Tax on retail sales adopted by Polish government
The government has adopted a draft law on a tax on retail sales. It introduces two tax rates: 0.8% on revenue between 17 and 170 million zloty per month and 1.4% on revenue exceeding 170 million zloty. According to Prime Minister Beata Szydło it will guarantee equal opportunities for Polish entrepreneurs.
The draft law stipulates that the taxation is aimed at revenue from sales made to consumers that are individuals not engaged in any professional economic activity. Sales to entrepreneurs will not be included in the tax base. The draft law does not provide for the taxation of online sales either.
In Prime Minister Szydło’s opinion, the new tax is a good solution, developed in the course of long conversations, discussions and consultations that met the expectations of all interested parties, especially traders. “It leads to guaranteed equal rights and equal opportunities for small Polish trading companies in comparison to retail giants,” said the Polish Prime Minister.

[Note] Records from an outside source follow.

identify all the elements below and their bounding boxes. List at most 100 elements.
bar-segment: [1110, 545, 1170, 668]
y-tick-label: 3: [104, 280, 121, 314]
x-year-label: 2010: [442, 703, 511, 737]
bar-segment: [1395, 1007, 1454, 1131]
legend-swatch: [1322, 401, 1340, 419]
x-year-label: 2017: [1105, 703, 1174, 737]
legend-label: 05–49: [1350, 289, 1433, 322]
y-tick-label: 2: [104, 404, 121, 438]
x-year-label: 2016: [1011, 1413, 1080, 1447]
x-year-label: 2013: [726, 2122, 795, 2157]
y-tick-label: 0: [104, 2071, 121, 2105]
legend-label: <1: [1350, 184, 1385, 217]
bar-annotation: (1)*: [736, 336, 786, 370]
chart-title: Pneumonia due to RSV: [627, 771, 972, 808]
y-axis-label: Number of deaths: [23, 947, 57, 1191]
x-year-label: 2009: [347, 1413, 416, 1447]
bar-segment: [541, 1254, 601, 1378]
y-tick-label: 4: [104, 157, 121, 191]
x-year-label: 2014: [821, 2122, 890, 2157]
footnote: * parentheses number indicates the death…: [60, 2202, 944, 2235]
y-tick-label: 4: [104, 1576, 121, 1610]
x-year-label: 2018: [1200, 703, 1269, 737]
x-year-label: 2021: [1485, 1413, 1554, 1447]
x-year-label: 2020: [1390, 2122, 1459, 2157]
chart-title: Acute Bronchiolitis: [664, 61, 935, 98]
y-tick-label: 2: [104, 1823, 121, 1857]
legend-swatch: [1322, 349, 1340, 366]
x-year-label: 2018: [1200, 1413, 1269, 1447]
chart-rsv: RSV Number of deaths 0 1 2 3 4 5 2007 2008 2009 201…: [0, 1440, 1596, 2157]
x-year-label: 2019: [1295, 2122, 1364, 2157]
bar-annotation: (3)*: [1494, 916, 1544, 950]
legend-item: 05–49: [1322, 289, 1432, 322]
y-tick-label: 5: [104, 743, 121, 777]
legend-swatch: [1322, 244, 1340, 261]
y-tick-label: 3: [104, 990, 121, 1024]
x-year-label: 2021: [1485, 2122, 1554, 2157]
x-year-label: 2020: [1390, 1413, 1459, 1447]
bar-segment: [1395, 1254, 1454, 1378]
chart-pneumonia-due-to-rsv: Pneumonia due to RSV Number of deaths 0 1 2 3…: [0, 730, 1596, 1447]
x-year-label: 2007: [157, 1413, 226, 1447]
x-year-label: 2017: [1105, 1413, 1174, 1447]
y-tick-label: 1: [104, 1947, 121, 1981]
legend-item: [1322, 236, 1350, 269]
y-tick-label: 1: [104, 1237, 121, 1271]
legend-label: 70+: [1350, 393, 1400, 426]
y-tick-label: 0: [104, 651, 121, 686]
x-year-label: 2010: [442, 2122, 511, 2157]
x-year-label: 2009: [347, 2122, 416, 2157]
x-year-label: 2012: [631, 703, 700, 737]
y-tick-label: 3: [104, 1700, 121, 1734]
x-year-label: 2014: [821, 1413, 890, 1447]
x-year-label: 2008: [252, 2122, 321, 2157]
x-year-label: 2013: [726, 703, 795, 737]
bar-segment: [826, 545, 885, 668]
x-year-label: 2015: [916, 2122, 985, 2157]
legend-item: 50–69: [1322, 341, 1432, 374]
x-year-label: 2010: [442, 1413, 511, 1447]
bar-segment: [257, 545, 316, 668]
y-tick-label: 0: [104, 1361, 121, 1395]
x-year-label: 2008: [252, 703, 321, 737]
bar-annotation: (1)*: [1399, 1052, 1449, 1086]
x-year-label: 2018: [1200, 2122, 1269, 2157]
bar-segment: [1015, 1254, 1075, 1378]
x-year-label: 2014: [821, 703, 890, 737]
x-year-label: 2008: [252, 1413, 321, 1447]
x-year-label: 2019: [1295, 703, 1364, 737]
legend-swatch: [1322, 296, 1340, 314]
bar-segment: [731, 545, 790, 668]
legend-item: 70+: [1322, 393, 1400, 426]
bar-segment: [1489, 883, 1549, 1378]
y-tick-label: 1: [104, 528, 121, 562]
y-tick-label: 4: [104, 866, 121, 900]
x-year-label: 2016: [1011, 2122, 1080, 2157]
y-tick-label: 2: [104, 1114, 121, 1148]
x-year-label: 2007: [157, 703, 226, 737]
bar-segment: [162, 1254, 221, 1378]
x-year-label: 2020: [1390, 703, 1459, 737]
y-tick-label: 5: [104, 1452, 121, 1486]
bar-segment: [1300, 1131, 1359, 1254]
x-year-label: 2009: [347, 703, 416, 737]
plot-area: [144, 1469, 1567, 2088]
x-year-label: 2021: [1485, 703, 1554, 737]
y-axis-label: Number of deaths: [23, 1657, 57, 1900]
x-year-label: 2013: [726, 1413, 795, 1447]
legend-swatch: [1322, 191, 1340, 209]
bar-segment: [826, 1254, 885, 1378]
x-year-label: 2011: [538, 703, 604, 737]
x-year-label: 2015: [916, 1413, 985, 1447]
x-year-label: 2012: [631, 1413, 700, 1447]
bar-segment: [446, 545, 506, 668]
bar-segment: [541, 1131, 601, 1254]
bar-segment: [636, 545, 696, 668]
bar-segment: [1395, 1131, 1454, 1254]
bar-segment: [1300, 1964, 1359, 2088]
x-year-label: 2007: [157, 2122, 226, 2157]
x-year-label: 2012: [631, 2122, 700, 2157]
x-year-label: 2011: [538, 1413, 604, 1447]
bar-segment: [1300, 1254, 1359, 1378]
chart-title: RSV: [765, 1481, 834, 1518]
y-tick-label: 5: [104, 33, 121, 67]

The history of the tax on retail sales (or “supermarket tax”) is long and controversial. Law and Justice – the ruling party – announced it during the election campaign in 2015. At the time, the tax was essentially to be levied on foreign retail chains. Subsequent government proposals regarding obliged entities as well as individual rates (including such ideas as a higher rate for revenue earned on Sundays) were sharply criticized, especially by smaller entrepreneurs. Finally, after almost six months, it has been decided to submit the draft law in its current form.
The introduction of a tax on retail sales was intended to bring to the State Treasury about 2 billion zloty in 2016, as well as to be one of the main sources of funding for several social programs introduced by the new government. However, it will no longer be possible to achieve this amount. The Ministry of Finance estimates that this year Treasury income arising from this levy will amount to 638.1 million zloty.
After having been adopted by the government, the draft law now has to go through the legislative procedure in the Parliament. However, taking into consideration the majority that the ruling party has in both chambers, major changes to the draft are not expected. Therefore, the tax will enter into force in the very near future – most likely in a matter of days.